Trust the Buggs to throw a Monty Python reference in there.
religion
the puritans were messed up
Because seriously. What a bunch of religious assholes.
bugcadiana, home of the ragin’ bugjins
That right there is Mrs Bugg in a pirogue — pronounced pee-row. The Bugjins did not travel to Acadibuggiana in pirogues, but Loki will never, ever get over my joke of singing “I’m on a pirogue heading for the sea”. instead of “I’m on a B-road heading for the sea” because my version is funnier.
why not a bucket
Seems legit to me.
(OK, Dept. of Backstory re: the bucket: We were at the movies with friends several years ago, and when we came out of the theatre, we were standing around in the dimly lit park-like area outside, talking about what to do next. I wasn’t paying much attention to the discussion, because, in the man-made stream running through the park was a small child, standing in the water, with a blue plastic bucket on his head, over his eyes and everything.
“Why does that child have a bucket on his head?” I asked.
Our friends burst out laughing, thinking it was some sort of whackass nonsequitur.*
“No, really. Look.” I pointed. They looked. The laughter reached epic proportions. And so did “Why does that child have a bucket on his head?” passed into legend, and became a byword for inexplicable yet actual Things That Happened.
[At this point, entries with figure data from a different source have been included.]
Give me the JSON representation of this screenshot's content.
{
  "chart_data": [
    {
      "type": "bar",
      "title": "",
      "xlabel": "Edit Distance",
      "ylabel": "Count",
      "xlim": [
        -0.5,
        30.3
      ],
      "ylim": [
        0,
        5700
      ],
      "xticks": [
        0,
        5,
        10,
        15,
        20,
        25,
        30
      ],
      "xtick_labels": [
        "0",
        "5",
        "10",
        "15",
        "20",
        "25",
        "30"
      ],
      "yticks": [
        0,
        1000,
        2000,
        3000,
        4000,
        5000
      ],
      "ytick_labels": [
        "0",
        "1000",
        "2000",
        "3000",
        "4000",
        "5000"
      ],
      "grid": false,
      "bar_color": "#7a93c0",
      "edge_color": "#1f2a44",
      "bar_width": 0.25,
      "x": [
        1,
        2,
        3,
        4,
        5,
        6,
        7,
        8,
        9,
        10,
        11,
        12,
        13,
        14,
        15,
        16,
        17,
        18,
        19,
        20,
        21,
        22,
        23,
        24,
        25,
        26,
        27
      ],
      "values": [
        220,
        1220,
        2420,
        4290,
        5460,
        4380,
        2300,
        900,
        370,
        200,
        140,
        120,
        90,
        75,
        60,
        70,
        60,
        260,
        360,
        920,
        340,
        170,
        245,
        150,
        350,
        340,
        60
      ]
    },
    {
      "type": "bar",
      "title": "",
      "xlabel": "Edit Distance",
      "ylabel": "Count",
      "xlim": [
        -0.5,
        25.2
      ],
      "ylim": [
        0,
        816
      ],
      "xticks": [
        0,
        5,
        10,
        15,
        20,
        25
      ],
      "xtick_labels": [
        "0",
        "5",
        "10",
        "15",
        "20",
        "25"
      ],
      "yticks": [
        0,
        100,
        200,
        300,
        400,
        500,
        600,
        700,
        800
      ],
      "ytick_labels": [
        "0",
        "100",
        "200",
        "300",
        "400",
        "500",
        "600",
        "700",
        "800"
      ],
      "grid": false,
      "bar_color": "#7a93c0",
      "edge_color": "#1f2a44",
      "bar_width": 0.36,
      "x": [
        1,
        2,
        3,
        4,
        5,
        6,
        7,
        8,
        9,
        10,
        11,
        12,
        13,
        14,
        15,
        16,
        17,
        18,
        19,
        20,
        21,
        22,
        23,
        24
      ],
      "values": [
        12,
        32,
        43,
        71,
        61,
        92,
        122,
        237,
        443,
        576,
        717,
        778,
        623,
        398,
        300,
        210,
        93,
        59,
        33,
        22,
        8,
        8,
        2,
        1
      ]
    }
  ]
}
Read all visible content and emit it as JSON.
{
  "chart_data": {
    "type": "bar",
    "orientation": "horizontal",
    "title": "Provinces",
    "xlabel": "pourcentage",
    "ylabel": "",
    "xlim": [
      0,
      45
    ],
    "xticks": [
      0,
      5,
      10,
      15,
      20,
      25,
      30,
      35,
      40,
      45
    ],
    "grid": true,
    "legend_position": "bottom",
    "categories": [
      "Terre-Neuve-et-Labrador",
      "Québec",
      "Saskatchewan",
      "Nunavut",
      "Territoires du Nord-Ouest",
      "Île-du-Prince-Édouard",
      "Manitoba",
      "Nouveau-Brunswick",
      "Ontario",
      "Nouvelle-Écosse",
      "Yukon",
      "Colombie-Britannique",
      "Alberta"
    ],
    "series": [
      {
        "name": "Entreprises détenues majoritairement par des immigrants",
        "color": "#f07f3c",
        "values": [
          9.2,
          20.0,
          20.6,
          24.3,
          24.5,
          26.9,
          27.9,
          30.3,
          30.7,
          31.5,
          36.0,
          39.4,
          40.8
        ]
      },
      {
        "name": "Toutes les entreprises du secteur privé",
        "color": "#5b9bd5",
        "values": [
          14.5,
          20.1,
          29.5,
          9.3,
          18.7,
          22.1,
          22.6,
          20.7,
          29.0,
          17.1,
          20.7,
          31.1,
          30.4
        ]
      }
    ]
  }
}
*Those are not entirely unprecedented, mind you.)
don’t hate on science, Tennessee
Because heaven forfend someone might have a different, evidence-based view of the world, that conflicts with what your invisible skydaddy was said to have said, in a book badly-translated ten thousand times and from which you already pick and choose like some sort of fucking religious buffet. I’m looking at you, shrimp-eaters, beard-shavers, and polyester-wearers.
(Re: the drawing, I loves me some evolution-of-Bugg stuff, and the perspective making their hands look like huge Mickey Mouse hands. BUT SERIOUSLY STOP HATING ON SCIENCE, PEOPLE EVERYWHERE.)